Date on Master's Thesis/Doctoral Dissertation

5-2023

Document Type

Doctoral Dissertation

Degree Name

Ph. D.

Department

Urban and Public Affairs

Degree Program

Urban and Public Affairs, PhD

Committee Chair

Walker, Margath

Committee Co-Chair (if applicable)

Ruther, Matthew

Committee Member

Ruther, Matthew

Committee Member

Kelly, Janet

Committee Member

Gray, Tricia

Author's Keywords

Land tenure; urban sustainability; institutional politics; global South; comparative urbanism; legal pluralism

Abstract

Sustainability is not simply a moral concept but is essential for human survival, and the tensions inherent in sustainable development bear repercussions that are increasingly placed onto the poor and powerless (Redclift 1987). While sustainability has become a relevant concept for urban knowledge and research especially in the global South, much of our urban sustainability knowledge is shaped by research and typologies from the global North (Nagendra et al. 2018; Parnell & Robinson 2017; Roy 2005). This dissertation considers the spatial transferability of sustainability knowledge from a relational perspective (Massey 2002). Sustainable development can be understood from this perspective as a set of multiple and differing relations - social, environmental, economic - that encounter one another in coexistence, conflict, and cooperation to shape urban form. The first paper offers a theoretical contribution which brings the concept of nomotropism into conversation with institutional bricolage in the context of land tenure and urban sustainability. Where urban sustainability is best captured through institutional processes, institutional bricolage and nomotropism are complementary venues for capturing these relationships with normative implications in the arenas of planning and policy. The second and third papers offer empirical contributions.
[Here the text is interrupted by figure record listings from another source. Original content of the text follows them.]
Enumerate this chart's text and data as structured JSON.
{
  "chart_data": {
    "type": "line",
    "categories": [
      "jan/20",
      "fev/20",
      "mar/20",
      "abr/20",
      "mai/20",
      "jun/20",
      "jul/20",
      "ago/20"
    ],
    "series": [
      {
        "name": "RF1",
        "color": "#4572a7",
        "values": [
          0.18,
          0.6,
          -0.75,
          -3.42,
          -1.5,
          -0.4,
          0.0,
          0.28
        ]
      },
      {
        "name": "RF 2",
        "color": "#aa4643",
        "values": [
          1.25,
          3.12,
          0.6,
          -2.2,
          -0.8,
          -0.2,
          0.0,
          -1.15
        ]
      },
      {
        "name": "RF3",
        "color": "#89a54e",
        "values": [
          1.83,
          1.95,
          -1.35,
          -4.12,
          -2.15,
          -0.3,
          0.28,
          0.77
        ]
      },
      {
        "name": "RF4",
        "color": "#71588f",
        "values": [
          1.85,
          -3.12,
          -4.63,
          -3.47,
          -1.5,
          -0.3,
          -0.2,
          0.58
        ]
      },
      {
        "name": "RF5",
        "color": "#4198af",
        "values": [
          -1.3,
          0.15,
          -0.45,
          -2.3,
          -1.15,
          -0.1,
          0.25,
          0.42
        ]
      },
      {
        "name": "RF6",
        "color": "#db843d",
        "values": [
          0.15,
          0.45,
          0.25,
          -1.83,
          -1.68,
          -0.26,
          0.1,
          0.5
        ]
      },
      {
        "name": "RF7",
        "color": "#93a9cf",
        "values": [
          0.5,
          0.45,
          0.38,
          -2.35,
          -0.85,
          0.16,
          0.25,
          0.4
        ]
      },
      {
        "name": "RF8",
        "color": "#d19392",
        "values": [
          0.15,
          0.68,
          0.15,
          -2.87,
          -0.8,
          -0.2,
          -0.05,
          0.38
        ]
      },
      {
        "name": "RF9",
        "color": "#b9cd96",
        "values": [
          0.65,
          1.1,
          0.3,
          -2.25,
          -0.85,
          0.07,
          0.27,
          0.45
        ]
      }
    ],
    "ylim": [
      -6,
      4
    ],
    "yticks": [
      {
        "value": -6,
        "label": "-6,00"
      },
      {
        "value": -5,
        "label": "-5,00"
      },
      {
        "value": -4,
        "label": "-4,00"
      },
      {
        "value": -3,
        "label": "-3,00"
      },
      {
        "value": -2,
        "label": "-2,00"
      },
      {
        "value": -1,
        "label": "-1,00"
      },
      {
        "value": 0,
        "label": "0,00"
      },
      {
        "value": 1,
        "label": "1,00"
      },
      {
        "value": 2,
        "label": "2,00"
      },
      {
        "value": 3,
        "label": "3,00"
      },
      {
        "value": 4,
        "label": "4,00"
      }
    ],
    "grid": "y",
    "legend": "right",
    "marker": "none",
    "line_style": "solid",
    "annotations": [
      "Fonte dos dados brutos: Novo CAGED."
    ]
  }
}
In the second paper, I offer a comparative urban account where I track neoliberal processes of planning, land tenure reform, and the production of statistical knowledge as they relate to the institutional politics of sustainability in the Nicaraguan and Dominican contexts. The third paper presents findings on how varied forms of land are mediated through the urban institutional politics of sustainability. Through critical discourse analysis of documents from non-governmental organizations in two Latin American contexts, I demonstrate the important roles of discourse in activist land tenure reforms.